Rede von Richard Stücklen
  • Parteizugehörigkeit zum Zeitpunkt der Rede: (CSU)
  • Letzte offizielle eingetragene Parteizugehörigkeit: (CSU)
Das Wort hat der Herr Abgeordnete Kansy.


  • insert_commentNächste Rede als Kontext
    Rede von Dr.-Ing. Dietmar Kansy


    • Parteizugehörigkeit zum Zeitpunkt der Rede: (CDU/CSU)
    • Letzte offizielle eingetragene Parteizugehörigkeit: (CDU)

    Herr Präsident! Meine sehr geehrten Damen und Herren! Zunächst einmal bin ich dem Kollegen Jahn dankbar. Wir hatten als Wohnungsbaupolitiker noch nie so ein schönes Auditorium wie heute,


    (Zustimmung des Abg. Bohl [CDU/CSU])


    wenn ich auch eigentlich geglaubt habe, wir redeten über den SPD-Antrag „Die Wohnungsgemeinnützigkeit erhalten und stärken" und würden nicht eine polemische Wiederauflage der Mietendebatte des Winters 1982/83 veranstalten.

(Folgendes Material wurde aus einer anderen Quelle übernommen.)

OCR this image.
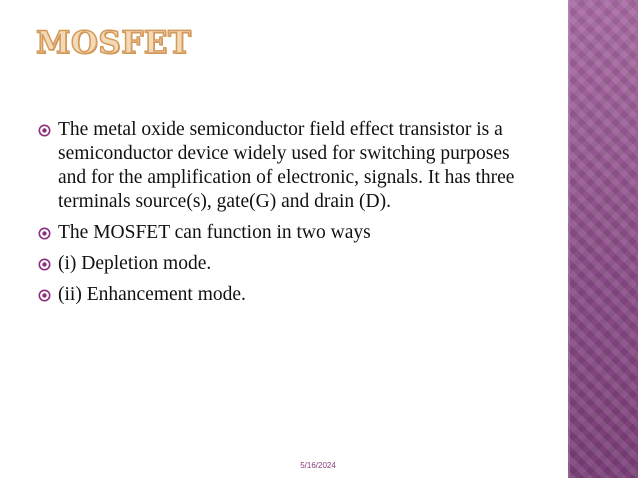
MOSFET
The metal oxide semiconductor field effect transistor is a semiconductor device widely used for switching purposes and for the amplification of electronic, signals. It has three terminals source(s), gate(G) and drain (D).
The MOSFET can function in two ways
(i) Depletion mode.
(ii) Enhancement mode.
5/16/2024
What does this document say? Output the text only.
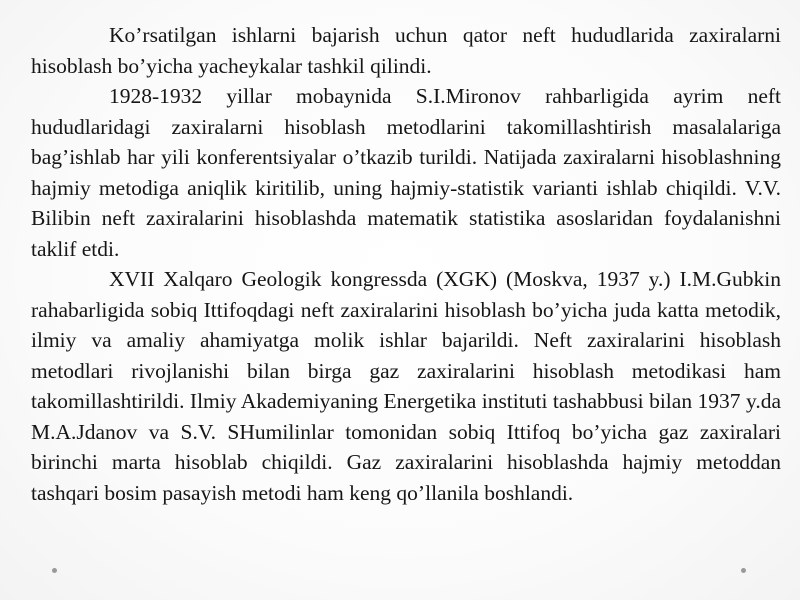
Ko’rsatilgan ishlarni bajarish uchun qator neft hududlarida zaxiralarni hisoblash bo’yicha yacheykalar tashkil qilindi.

1928-1932 yillar mobaynida S.I.Mironov rahbarligida ayrim neft hududlaridagi zaxiralarni hisoblash metodlarini takomillashtirish masalalariga bag’ishlab har yili konferentsiyalar o’tkazib turildi. Natijada zaxiralarni hisoblashning hajmiy metodiga aniqlik kiritilib, uning hajmiy-statistik varianti ishlab chiqildi. V.V. Bilibin neft zaxiralarini hisoblashda matematik statistika asoslaridan foydalanishni taklif etdi.

XVII Xalqaro Geologik kongressda (XGK) (Moskva, 1937 y.) I.M.Gubkin rahabarligida sobiq Ittifoqdagi neft zaxiralarini hisoblash bo’yicha juda katta metodik, ilmiy va amaliy ahamiyatga molik ishlar bajarildi. Neft zaxiralarini hisoblash metodlari rivojlanishi bilan birga gaz zaxiralarini hisoblash metodikasi ham takomillashtirildi. Ilmiy Akademiyaning Energetika instituti tashabbusi bilan 1937 y.da M.A.Jdanov va S.V. SHumilinlar tomonidan sobiq Ittifoq bo’yicha gaz zaxiralari birinchi marta hisoblab chiqildi. Gaz zaxiralarini hisoblashda hajmiy metoddan tashqari bosim pasayish metodi ham keng qo’llanila boshlandi.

    (Beifall bei der CDU/CSU und der FDP)


    Meine Damen und Herren von der SPD, wenn Sie sagen, das gemeinnützige Verhalten der Wohnungsunternehmen sei in Gefahr, erwidere ich: Keiner hindert ja die Unternehmen, künftig weiter gemeinnütziges Verhalten zu zeigen.

    Richtig ist: Die Gemeinnützigkeit war in ihrer hundertjährigen Geschichte nie so sehr in Gefahr wie in der Zeit, in der Ihre Genossen im Aufsichtsrat und Vorstand der Neuen Heimat 300 000 Wohnungen an einen Bäcker namens Schiesser verscherbelt haben.

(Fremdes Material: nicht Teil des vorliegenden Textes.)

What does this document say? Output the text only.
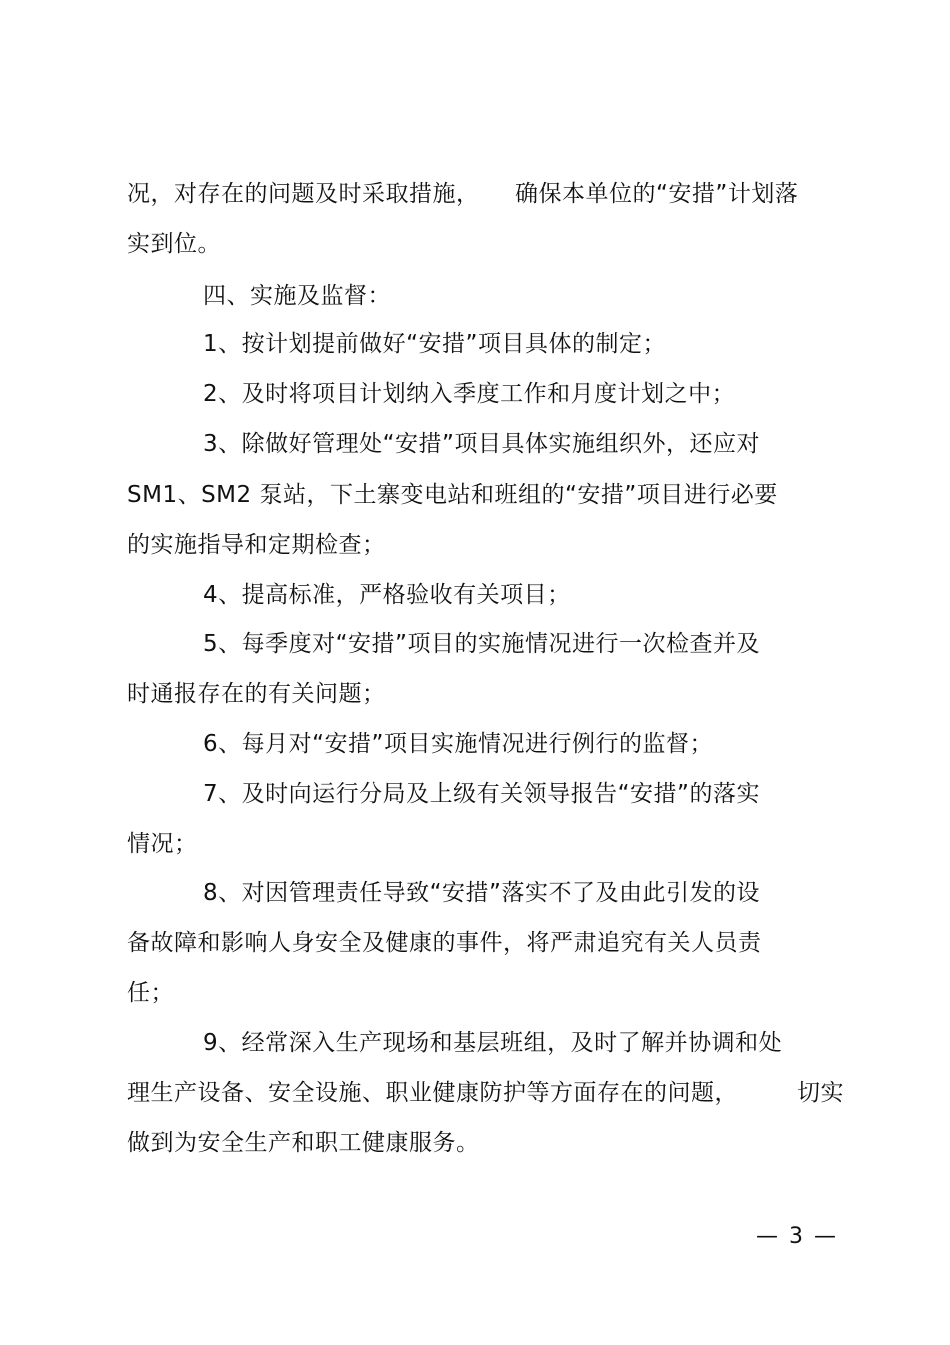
况，对存在的问题及时采取措施，　　确保本单位的“安措”计划落
实到位。
四、实施及监督：
1、按计划提前做好“安措”项目具体的制定；
2、及时将项目计划纳入季度工作和月度计划之中；
3、除做好管理处“安措”项目具体实施组织外，还应对
SM1、SM2 泵站，下土寨变电站和班组的“安措”项目进行必要
的实施指导和定期检查；
4、提高标准，严格验收有关项目；
5、每季度对“安措”项目的实施情况进行一次检查并及
时通报存在的有关问题；
6、每月对“安措”项目实施情况进行例行的监督；
7、及时向运行分局及上级有关领导报告“安措”的落实
情况；
8、对因管理责任导致“安措”落实不了及由此引发的设
备故障和影响人身安全及健康的事件，将严肃追究有关人员责
任；
9、经常深入生产现场和基层班组，及时了解并协调和处
理生产设备、安全设施、职业健康防护等方面存在的问题，　　　切实
做到为安全生产和职工健康服务。
— 3 —
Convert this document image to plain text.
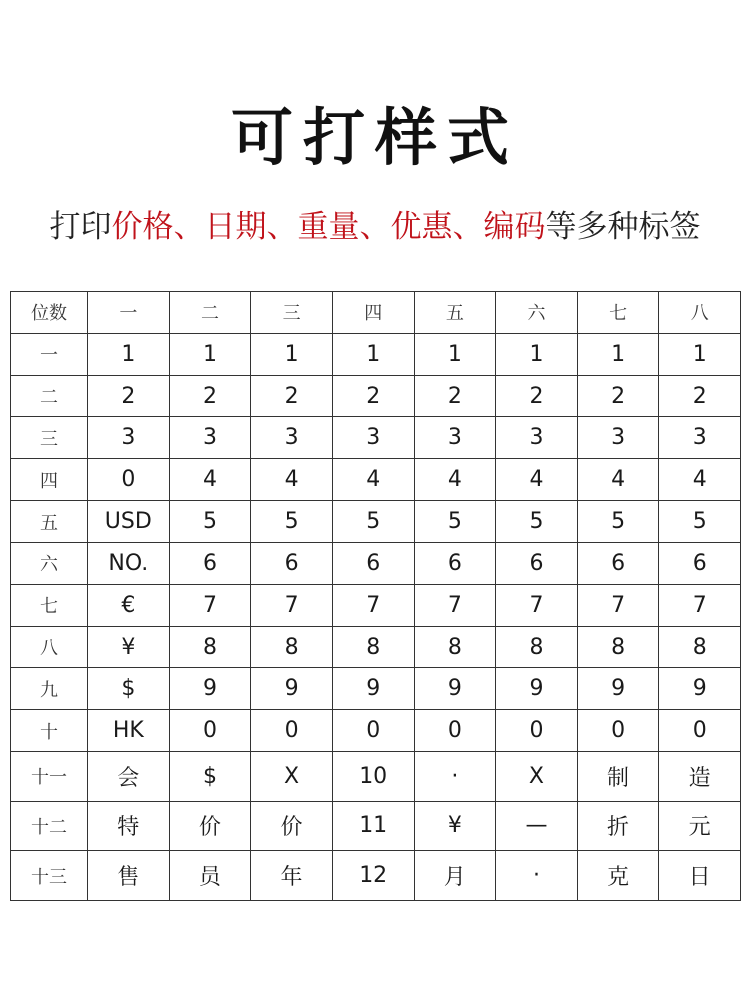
可打样式
打印价格、日期、重量、优惠、编码等多种标签
位数	一	二	三	四	五	六	七	八
一	1	1	1	1	1	1	1	1
二	2	2	2	2	2	2	2	2
三	3	3	3	3	3	3	3	3
四	0	4	4	4	4	4	4	4
五	USD	5	5	5	5	5	5	5
六	NO.	6	6	6	6	6	6	6
七	€	7	7	7	7	7	7	7
八	¥	8	8	8	8	8	8	8
九	$	9	9	9	9	9	9	9
十	HK	0	0	0	0	0	0	0
十一	会	$	X	10	·	X	制	造
十二	特	价	价	11	¥	—	折	元
十三	售	员	年	12	月	·	克	日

    (Beifall bei der CDU/CSU und der FDP)


    Deswegen, glaube ich, ist es schon ein starkes Stück, wenn ausgerechnet Sie sich hier zum Kritiker gemeinnütziger Unternehmen machen wollen, die eine neue Zukunft suchen.

    Meine Damen und Herren, die Diskussion um die Wohnungsgemeinnützigkeit ist viel älter als die Diskussion um die Steuerreform. Dies ist auch verständlich, denn die Ursprünge der Wohnungsgemeinnützigkeit liegen bereits ein ganzes und die gesetzlichen Grundlagen ein halbes Jahrhundert zurück.

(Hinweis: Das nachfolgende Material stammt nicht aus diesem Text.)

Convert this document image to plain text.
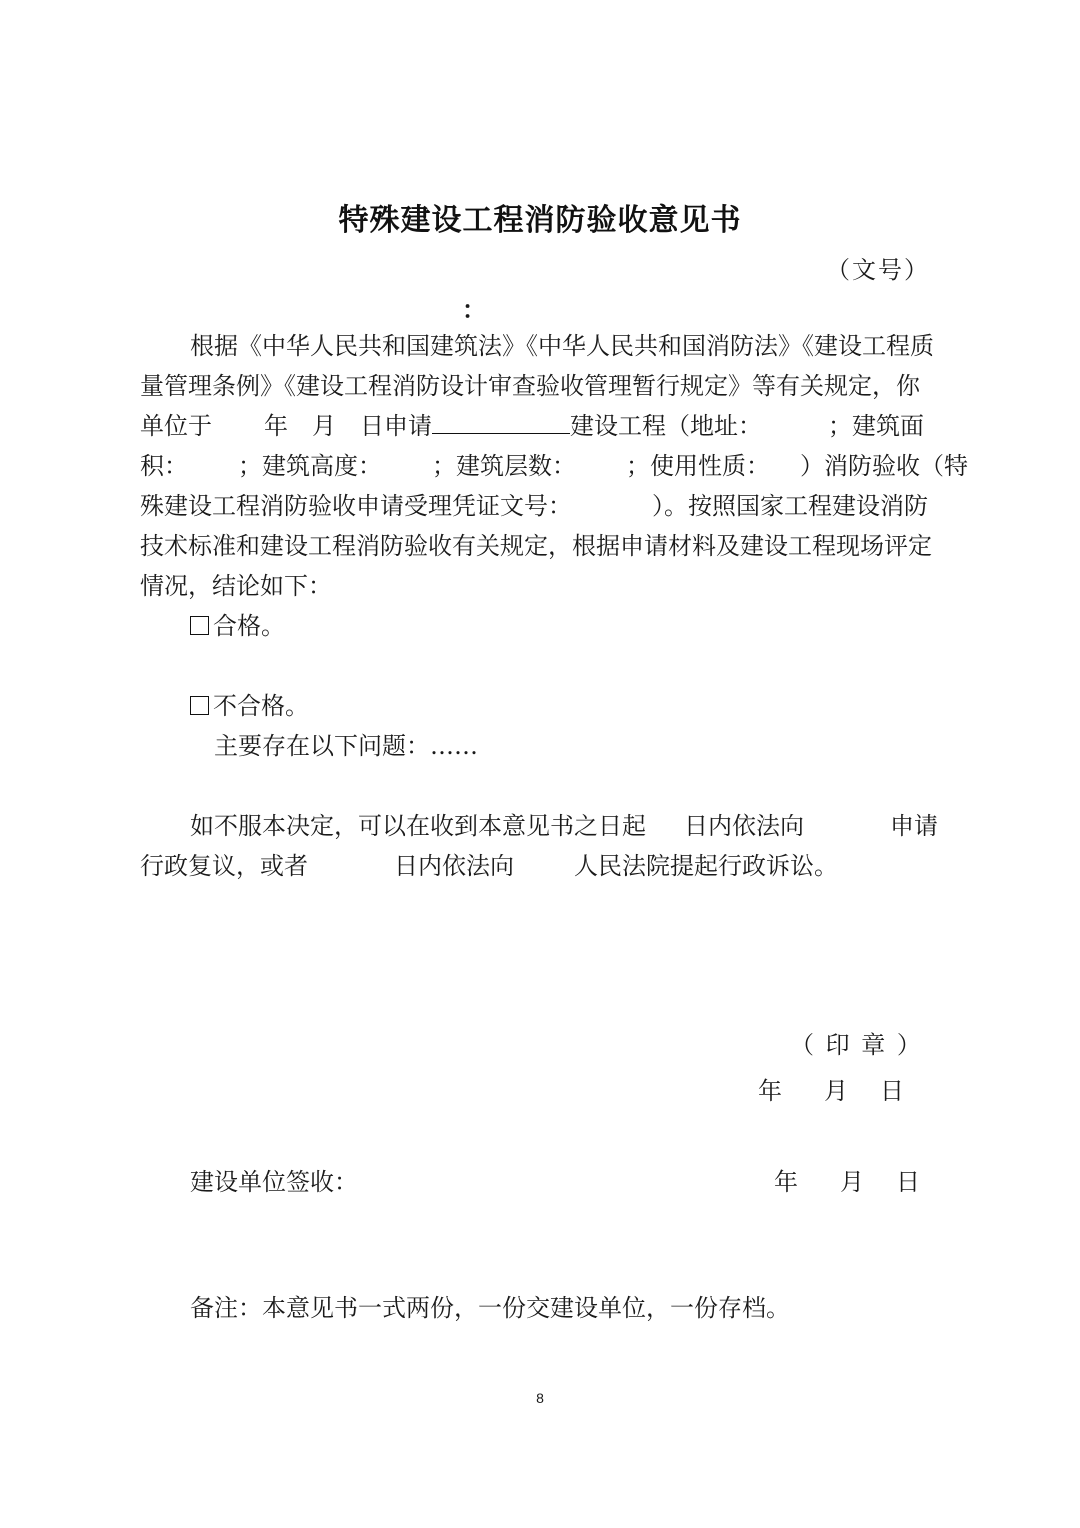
特殊建设工程消防验收意见书
（文号）
：
根据《中华人民共和国建筑法》《中华人民共和国消防法》《建设工程质
量管理条例》《建设工程消防设计审查验收管理暂行规定》等有关规定，你
单位于 年 月 日申请	建设工程（地址：	；建筑面
积： ；建筑高度： ；建筑层数： ；使用性质： ）消防验收（特
殊建设工程消防验收申请受理凭证文号：	）。按照国家工程建设消防
技术标准和建设工程消防验收有关规定，根据申请材料及建设工程现场评定
情况，结论如下：
合格。
不合格。
主要存在以下问题：……
如不服本决定，可以在收到本意见书之日起 日内依法向	申请
行政复议，或者	日内依法向	人民法院提起行政诉讼。
（ 印 章 ）
年 月 日
建设单位签收：	年 月 日
备注：本意见书一式两份，一份交建设单位，一份存档。
8
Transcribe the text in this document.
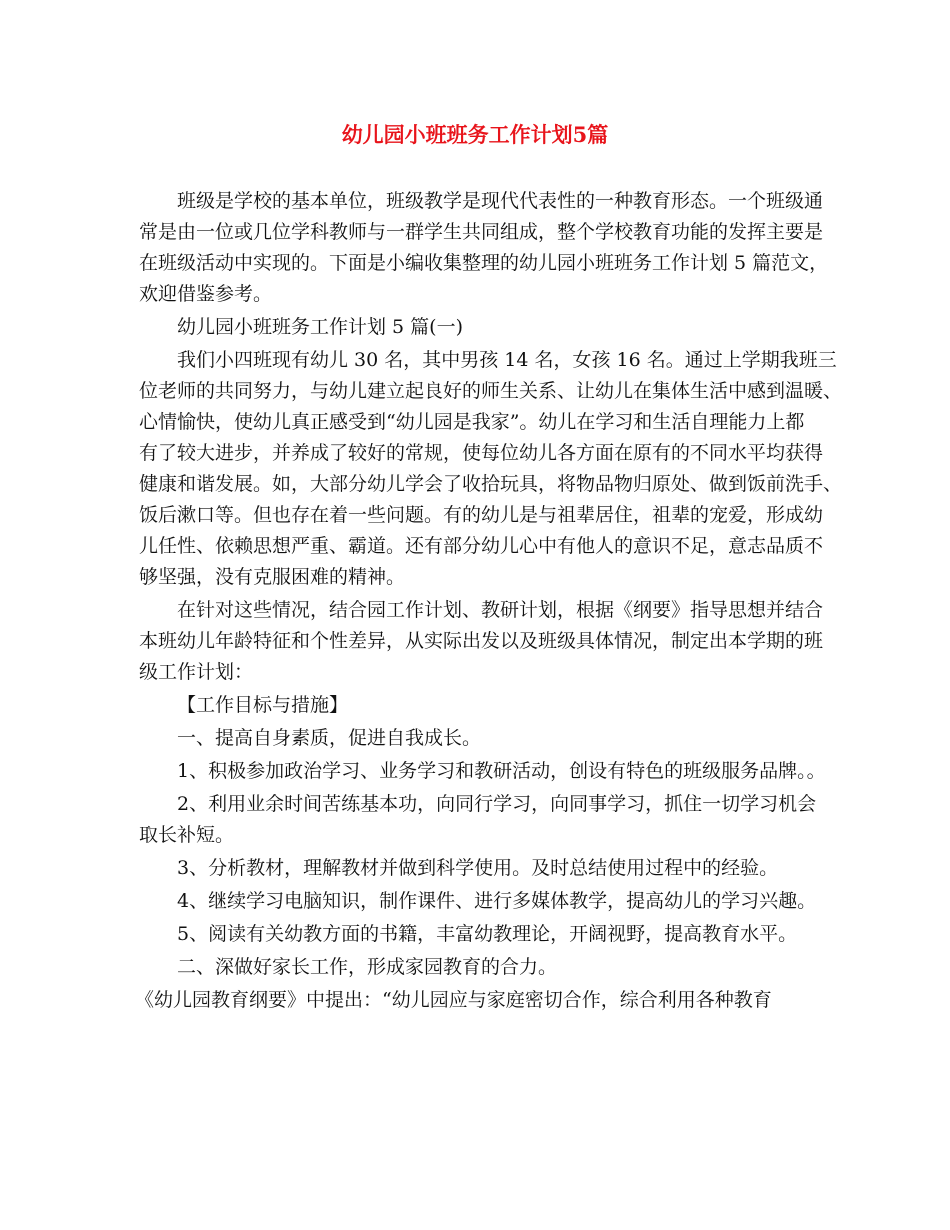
幼儿园小班班务工作计划5篇
班级是学校的基本单位，班级教学是现代代表性的一种教育形态。一个班级通
常是由一位或几位学科教师与一群学生共同组成，整个学校教育功能的发挥主要是
在班级活动中实现的。下面是小编收集整理的幼儿园小班班务工作计划 5 篇范文，
欢迎借鉴参考。
幼儿园小班班务工作计划 5 篇(一)
我们小四班现有幼儿 30 名，其中男孩 14 名，女孩 16 名。通过上学期我班三
位老师的共同努力，与幼儿建立起良好的师生关系、让幼儿在集体生活中感到温暖、
心情愉快，使幼儿真正感受到“幼儿园是我家”。幼儿在学习和生活自理能力上都
有了较大进步，并养成了较好的常规，使每位幼儿各方面在原有的不同水平均获得
健康和谐发展。如，大部分幼儿学会了收拾玩具，将物品物归原处、做到饭前洗手、
饭后漱口等。但也存在着一些问题。有的幼儿是与祖辈居住，祖辈的宠爱，形成幼
儿任性、依赖思想严重、霸道。还有部分幼儿心中有他人的意识不足，意志品质不
够坚强，没有克服困难的精神。
在针对这些情况，结合园工作计划、教研计划，根据《纲要》指导思想并结合
本班幼儿年龄特征和个性差异，从实际出发以及班级具体情况，制定出本学期的班
级工作计划：
【工作目标与措施】
一、提高自身素质，促进自我成长。
1、积极参加政治学习、业务学习和教研活动，创设有特色的班级服务品牌。。
2、利用业余时间苦练基本功，向同行学习，向同事学习，抓住一切学习机会
取长补短。
3、分析教材，理解教材并做到科学使用。及时总结使用过程中的经验。
4、继续学习电脑知识，制作课件、进行多媒体教学，提高幼儿的学习兴趣。
5、阅读有关幼教方面的书籍，丰富幼教理论，开阔视野，提高教育水平。
二、深做好家长工作，形成家园教育的合力。
《幼儿园教育纲要》中提出：“幼儿园应与家庭密切合作，综合利用各种教育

    Während die ursprünglichen Ideen des gemeinschaftlichen Wohnens heute durchaus noch aktuelle Bedeutung haben, hat sich die Unternehmensstruktur vielfach so geändert, daß sie den ursprünglichen Ansätzen und auch den gesetzlichen Regelungen nicht mehr voll gerecht wird. Deswegen, Herr Kollege Müntefering, ist es doch nicht verwunderlich, daß es keine einzige politische Kraft — auch nicht die Sozialdemokraten im Fachausschuß —, keinen einzigen Fachgutachter und keinen einzigen Verband gibt, die die Auffassung vertreten würden, der Status quo könne oder müsse erhalten werden.


    (Beifall des Abg. Grünbeck [FDP])


    Das einzige, worüber wir streiten, ist die Gestaltung von Änderungen. Es geht also nicht um das Ob, sondern es geht um das Wie. Deswegen geht das, was Sie hier vorgetragen haben, an der Sachdiskussion vorbei.

    Wir hatten zunächst die Bund-Länder-Kommission „Wohnungsgemeinnützigkeit" der Bauminister. Diese hat, Herr Dr. Schneider, eine Beibehaltung der Wohnungsgemeinnützigkeit nach Novellierung empfohlen.

    Dann hatten wir vom Bundesfinanzminister eingesetzt Herr Staatssekretär Häfele, die Hofbauer-Kom-


    Dr. -Ing. Kansy

    mission. Diese hat eine Aufhebung der Wohnungsgemeinnützigkeit empfohlen.

    Dann hatten wir den Untersuchungsausschuß „Neue Heimat" — tatsächlich, Herr Müntefering —, der die Beibehaltung empfohlen hat, aber nach den schlimmen Erfahrungen mit der Neuen Heimat wesentliche Veränderungen des Gemeinnützigkeitsrechtes gefordert hat, insbesondere stärkere Kontrollen und stärkere Bindungen. Das ist wiederum von der gemeinnützigen Wohnungswirtschaft selber als Status quo minus, also negativ in die Diskussion eingeführt worden.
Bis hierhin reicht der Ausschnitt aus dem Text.